Further, the company reportedly said in a post-earnings conference call that it is operating with less visibility than it has in the past and that results so far in August have been softer than expected.

Ross said earlier Wednesday that it "made progress during the quarter in resolving many of the problems we have experienced with this new system. We continue to make progress addressing the information requirements most important to the buying process and believe that most of these data needs will be addressed in the next few weeks, with some planned to be complete later in the third quarter."

Shares of the company were lately off $1.21, or 5%, at $22.91, approaching their 52-week low of $21.98, reached on Aug. 4. Earlier in the session it seemed investors believed the company had dealt with the problems, as the stock rose about 2%.

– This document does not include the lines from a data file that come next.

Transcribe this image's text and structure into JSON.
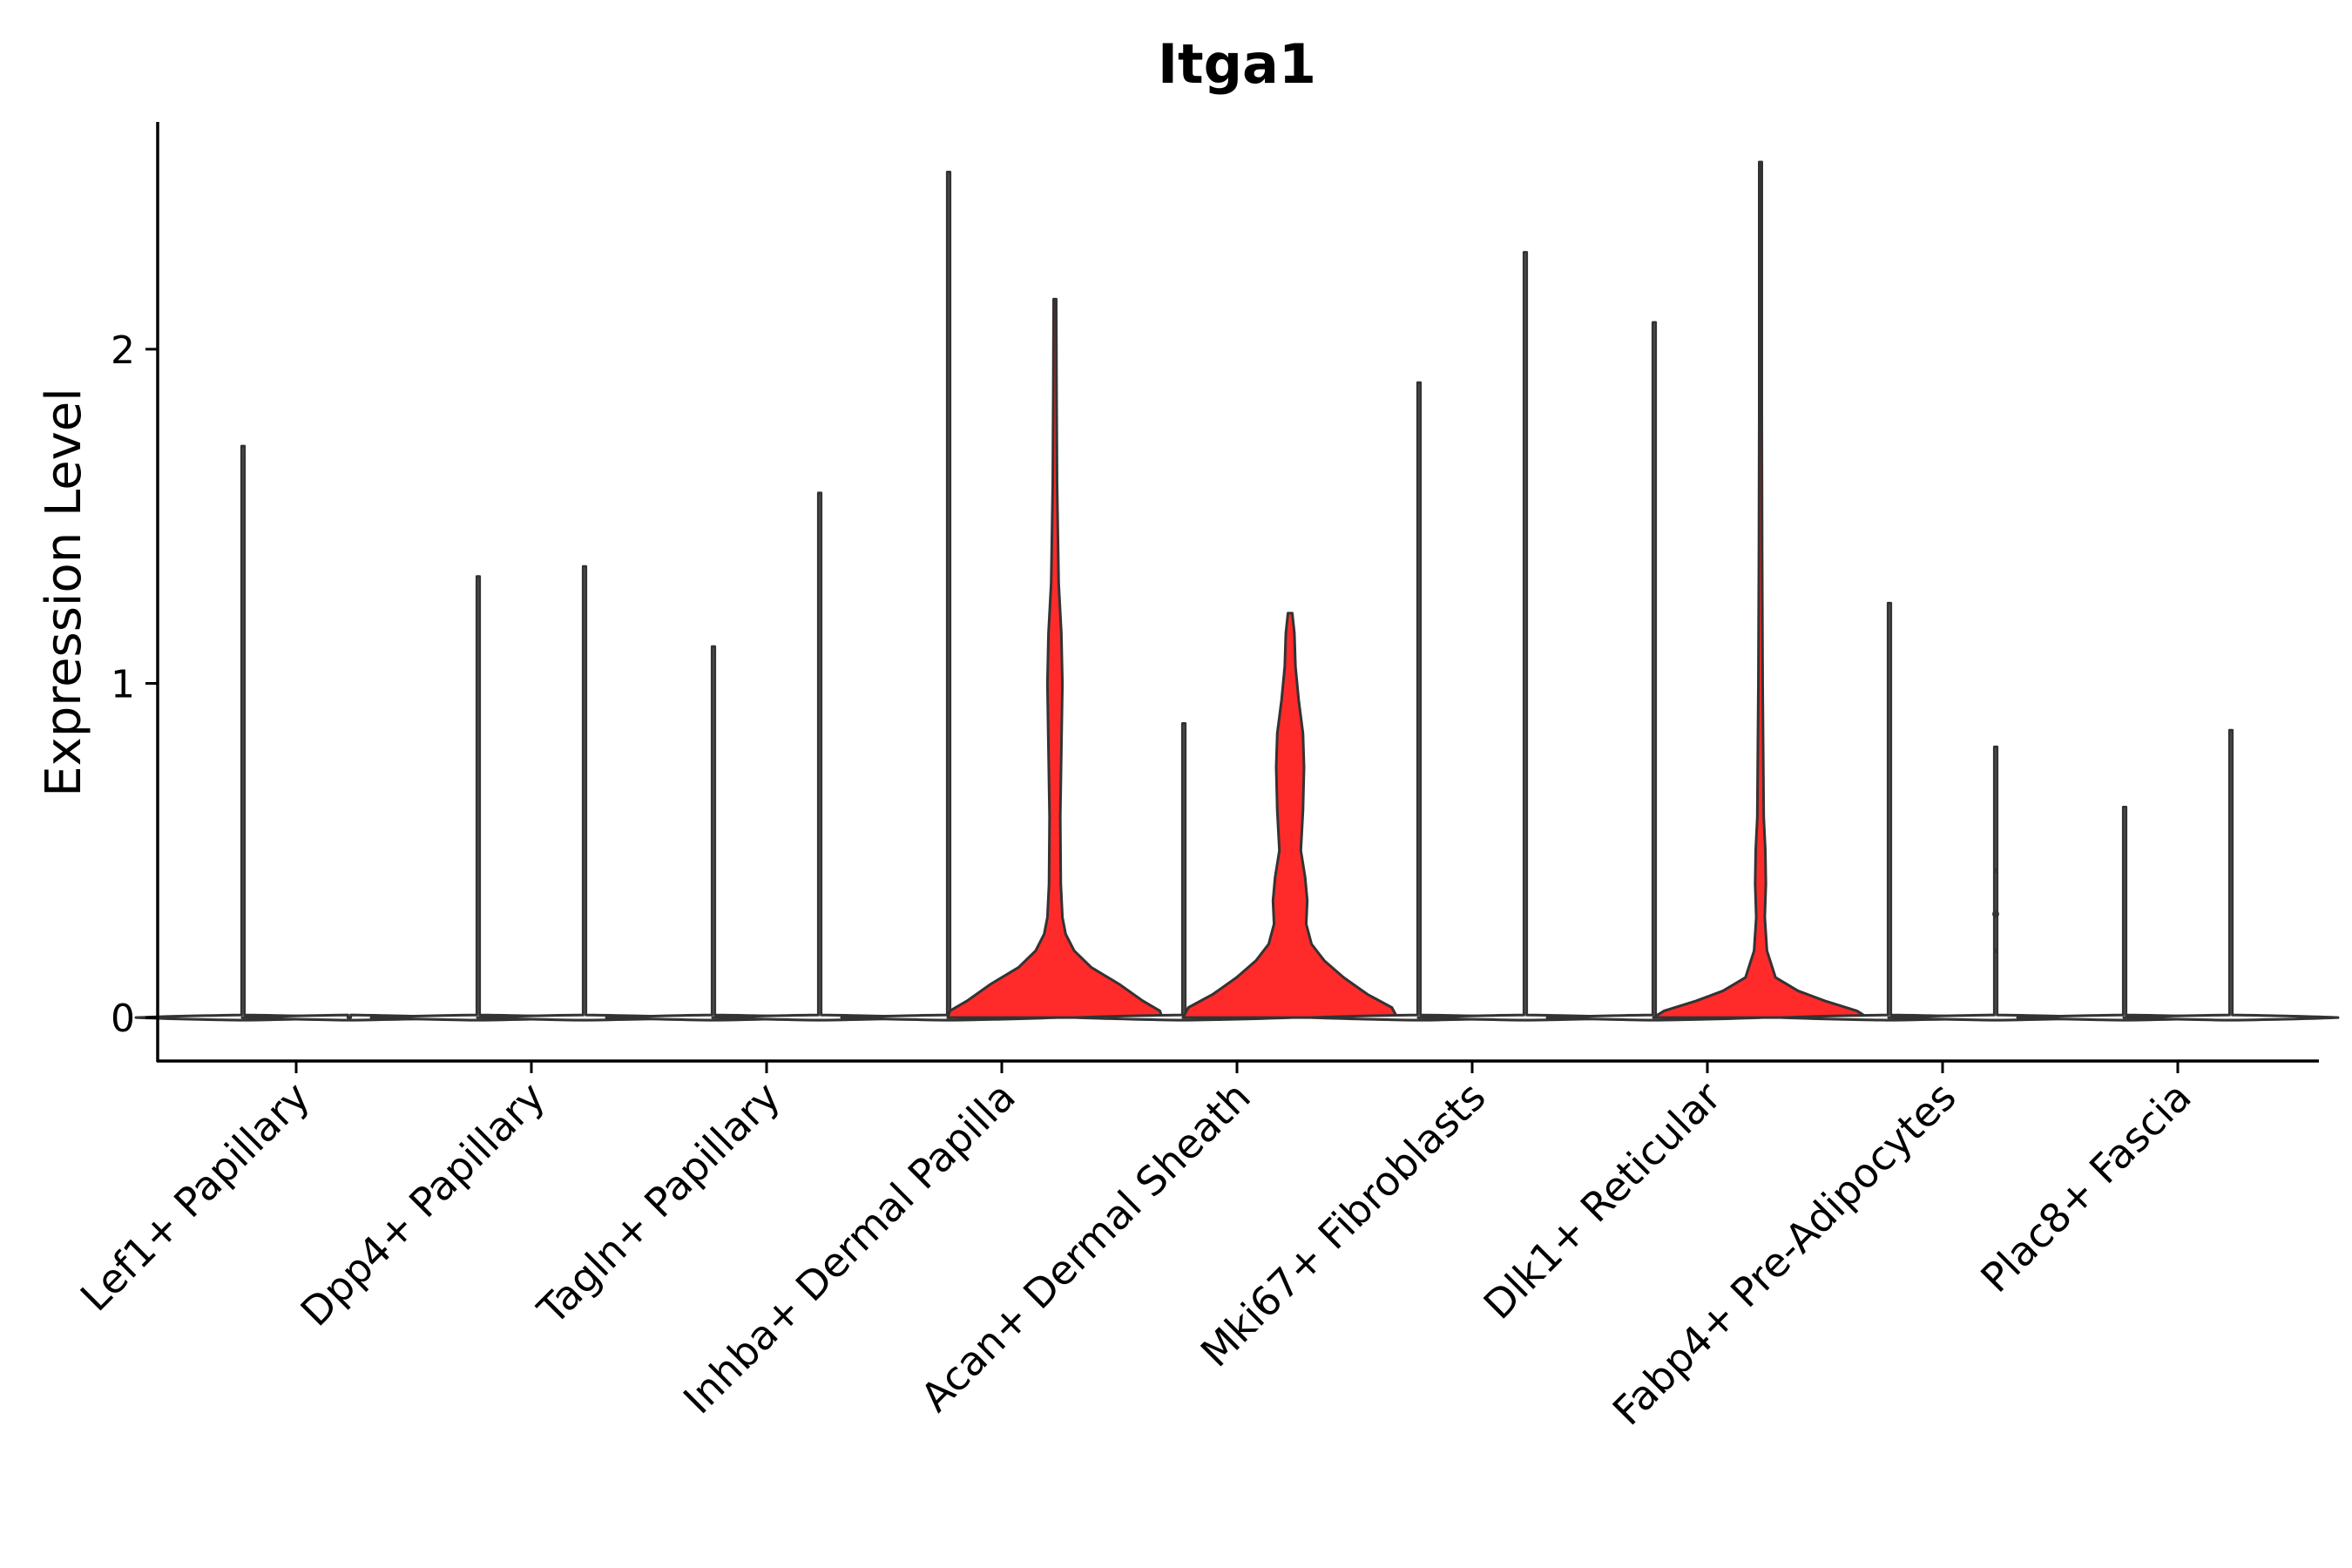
{
  "chart_data": {
    "type": "violin",
    "title": "Itga1",
    "xlabel": "",
    "ylabel": "Expression Level",
    "ylim": [
      -0.13,
      2.68
    ],
    "y_ticks": [
      0,
      1,
      2
    ],
    "legend": "none",
    "grid": false,
    "colors": {
      "dominant": "#ff2a2a",
      "other": "#f2f2f2",
      "outline": "#333333"
    },
    "categories": [
      "Lef1+ Papillary",
      "Dpp4+ Papillary",
      "Tagln+ Papillary",
      "Inhba+ Dermal Papilla",
      "Acan+ Dermal Sheath",
      "Mki67+ Fibroblasts",
      "Dlk1+ Reticular",
      "Fabp4+ Pre-Adipocytes",
      "Plac8+ Fascia"
    ],
    "series": [
      {
        "name": "other",
        "color": "#f2f2f2",
        "max": [
          1.71,
          1.32,
          1.11,
          2.53,
          0.88,
          1.9,
          2.08,
          1.24,
          0.63
        ]
      },
      {
        "name": "dominant",
        "color": "#ff2a2a",
        "max": [
          0.0,
          1.35,
          1.57,
          2.15,
          1.21,
          2.29,
          2.56,
          0.81,
          0.86
        ]
      }
    ]
  }
}
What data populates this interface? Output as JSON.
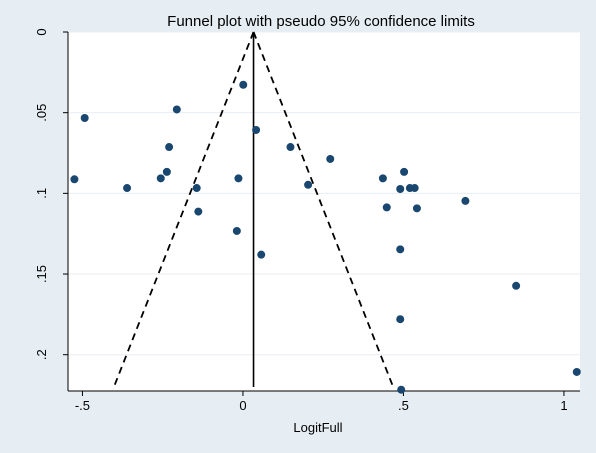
{
  "chart_data": {
    "type": "scatter",
    "title": "Funnel plot with pseudo 95% confidence limits",
    "xlabel": "LogitFull",
    "ylabel": "",
    "xlim": [
      -0.545,
      1.05
    ],
    "ylim": [
      0,
      0.2225
    ],
    "y_reversed": true,
    "grid": true,
    "x_ticks": [
      {
        "value": -0.5,
        "label": "-.5"
      },
      {
        "value": 0,
        "label": "0"
      },
      {
        "value": 0.5,
        "label": ".5"
      },
      {
        "value": 1,
        "label": "1"
      }
    ],
    "y_ticks": [
      {
        "value": 0,
        "label": "0"
      },
      {
        "value": 0.05,
        "label": ".05"
      },
      {
        "value": 0.1,
        "label": ".1"
      },
      {
        "value": 0.15,
        "label": ".15"
      },
      {
        "value": 0.2,
        "label": ".2"
      }
    ],
    "pooled_estimate": 0.033,
    "funnel_base_se": 0.22,
    "funnel_lower_at_base": -0.402,
    "funnel_upper_at_base": 0.468,
    "points": [
      {
        "x": -0.525,
        "y": 0.0913
      },
      {
        "x": -0.493,
        "y": 0.0533
      },
      {
        "x": -0.361,
        "y": 0.0967
      },
      {
        "x": -0.256,
        "y": 0.0907
      },
      {
        "x": -0.237,
        "y": 0.0867
      },
      {
        "x": -0.23,
        "y": 0.0713
      },
      {
        "x": -0.206,
        "y": 0.048
      },
      {
        "x": -0.144,
        "y": 0.0967
      },
      {
        "x": -0.139,
        "y": 0.1113
      },
      {
        "x": -0.019,
        "y": 0.1233
      },
      {
        "x": -0.014,
        "y": 0.0907
      },
      {
        "x": 0.001,
        "y": 0.0327
      },
      {
        "x": 0.041,
        "y": 0.0607
      },
      {
        "x": 0.057,
        "y": 0.138
      },
      {
        "x": 0.148,
        "y": 0.0713
      },
      {
        "x": 0.203,
        "y": 0.0947
      },
      {
        "x": 0.272,
        "y": 0.0787
      },
      {
        "x": 0.436,
        "y": 0.0907
      },
      {
        "x": 0.448,
        "y": 0.1087
      },
      {
        "x": 0.49,
        "y": 0.0973
      },
      {
        "x": 0.49,
        "y": 0.1347
      },
      {
        "x": 0.49,
        "y": 0.178
      },
      {
        "x": 0.493,
        "y": 0.2217
      },
      {
        "x": 0.502,
        "y": 0.0867
      },
      {
        "x": 0.52,
        "y": 0.0967
      },
      {
        "x": 0.535,
        "y": 0.0967
      },
      {
        "x": 0.542,
        "y": 0.1093
      },
      {
        "x": 0.693,
        "y": 0.1047
      },
      {
        "x": 0.851,
        "y": 0.1573
      },
      {
        "x": 1.04,
        "y": 0.2107
      }
    ],
    "colors": {
      "outer_background": "#e6eef4",
      "plot_background": "#ffffff",
      "grid": "#e9eef2",
      "marker": "#1a476f",
      "lines": "#000000"
    }
  }
}
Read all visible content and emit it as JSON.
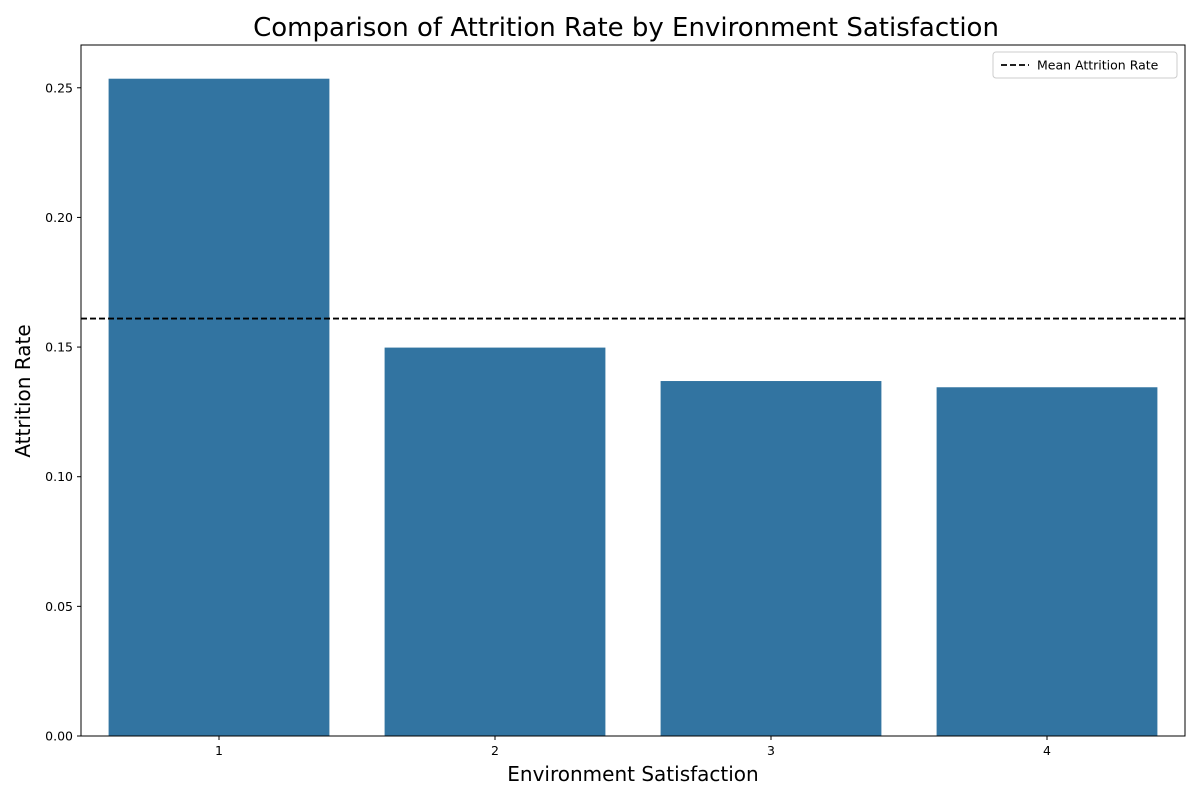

Before the bell Wednesday, Ross said it earned $32.6 million, or 22 cents a share, in the three months ended July 31, compared with $54.6 million, or 35 cents a share, in the year-earlier period. Results included a non-cash charge of 7 cents a share from a write-down related to the company's former headquarters and distribution center. Sales in the quarter rose 4% to $1.01 billion, while same-store sales decreased 3%.

Analysts were expecting earnings of 29 cents a share on $1.02 billion in revenue.

"We believe our business in the second quarter was affected by problems associated with our new core merchandising system and the resulting limitations these placed on our ability to identify and respond to changes in customer trends -- especially in what appears recently to be a more difficult retail climate. This situation resulted in below-plan sales and a decline in gross margin," Ross said.

As a result, the Pleasanton, Calif.-based company sees lingering impacts on sales and earnings in the second half of 2004. It still expects to open 80 new stores in the year, however.

The company initially said May 19 that the new merchandising system had created temporary inventory problems, which it expected to hurt sales and margins in the near term. At that time, the company brought down its second-quarter forecast to below the consensus and guided third-quarter earnings to 33 cents to 35 cents a share. Ross has since revised its third-quarter guidance to a profit of 25 cents to 30 cents a share.

In the third quarter, the Wall Street consensus is for a profit of 27 cents a share at Ross, according to Thomson First Call. That would compare with 33 cents a share in the prior-year period.

Looking to the fourth quarter, the company said on Aug. 5 that it expects earnings of 44 cents to 49 cents a share; the analyst consensus is 46 cents a share. Ross earned 48 cents a share in the fourth quarter last year.